教員ラウンジの風景

 午前中からメーガクへ。「技術と人間B」第5回として、ES細胞について話す。
 講義の前と後には、ヘボン館1階「教員ラウンジ」で時間をつぶす。K大学の講師控え室とはずいぶん雰囲気が違うが、似たようなこともある。ここにいる人間がおおむね3種類に分かれることだ。まずは定年後の元教授。次に他大学に籍を置く兼任の教員。そして非常勤のある曜日以外には、派遣社員などの仕事をしてその日その日を生きる、事実上のフリーターだ。
 昨日、御茶の水のスターバックスにおける「勉強率」の高さについて書いたが、ここも勉強率は高い。当たり前か(汗)。みんな学生を勉強させるための勉強をしている。

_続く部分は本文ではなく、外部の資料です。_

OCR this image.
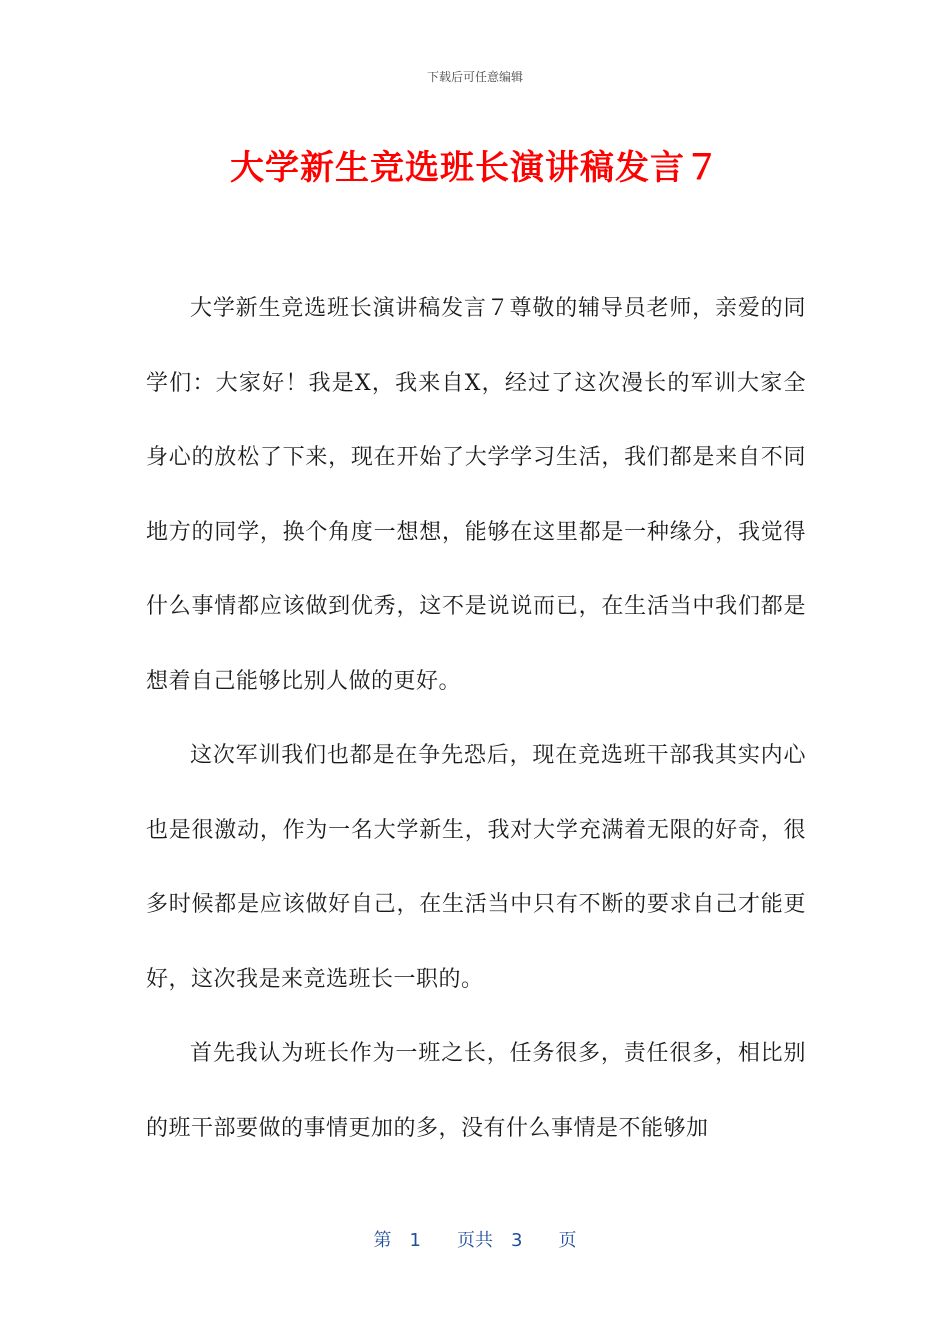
下载后可任意编辑
大学新生竞选班长演讲稿发言７

大学新生竞选班长演讲稿发言７尊敬的辅导员老师，亲爱的同学们：大家好！我是X，我来自X，经过了这次漫长的军训大家全身心的放松了下来，现在开始了大学学习生活，我们都是来自不同地方的同学，换个角度一想想，能够在这里都是一种缘分，我觉得什么事情都应该做到优秀，这不是说说而已，在生活当中我们都是想着自己能够比别人做的更好。

这次军训我们也都是在争先恐后，现在竞选班干部我其实内心也是很激动，作为一名大学新生，我对大学充满着无限的好奇，很多时候都是应该做好自己，在生活当中只有不断的要求自己才能更好，这次我是来竞选班长一职的。

首先我认为班长作为一班之长，任务很多，责任很多，相比别的班干部要做的事情更加的多，没有什么事情是不能够加

第　1　　页共　3　　页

 ときどきお話しするある先生の席には、真木悠介の『比較の時間社会学』(岩波現代文庫)が置いてあった。CDの歌詞カード(英語)のコピーを貼り合わせて配付資料をつくっていた人は、英語の先生だろうか、それとも文化論関係の先生か。講義の後で僕が座った席の右斜め前に座っていた人は、岩波文庫の『カンディード』を熱心に読んでいた(いま検索してヴォルテールの著作だとわかった)。
 メーガクの教員ラウンジには、常駐の職員が2人ぐらいいるのだが(K大学にはいない)、その人も本を読んでいた。「本を読めるアルバイト」なのかもしれない。
 昨日数時間を過ごしたスターバックスは、僕のような階層の人間がほんの束の間だけ、エリート層と同じような気分(だけ)を感じられる空間である。マックで「難民」らしき人を見ると、「明日は我が身か……」と思うのは対照的だ。
 スターバックスと教員ラウンジは、よく似ていると思う。その罪深さにおいて。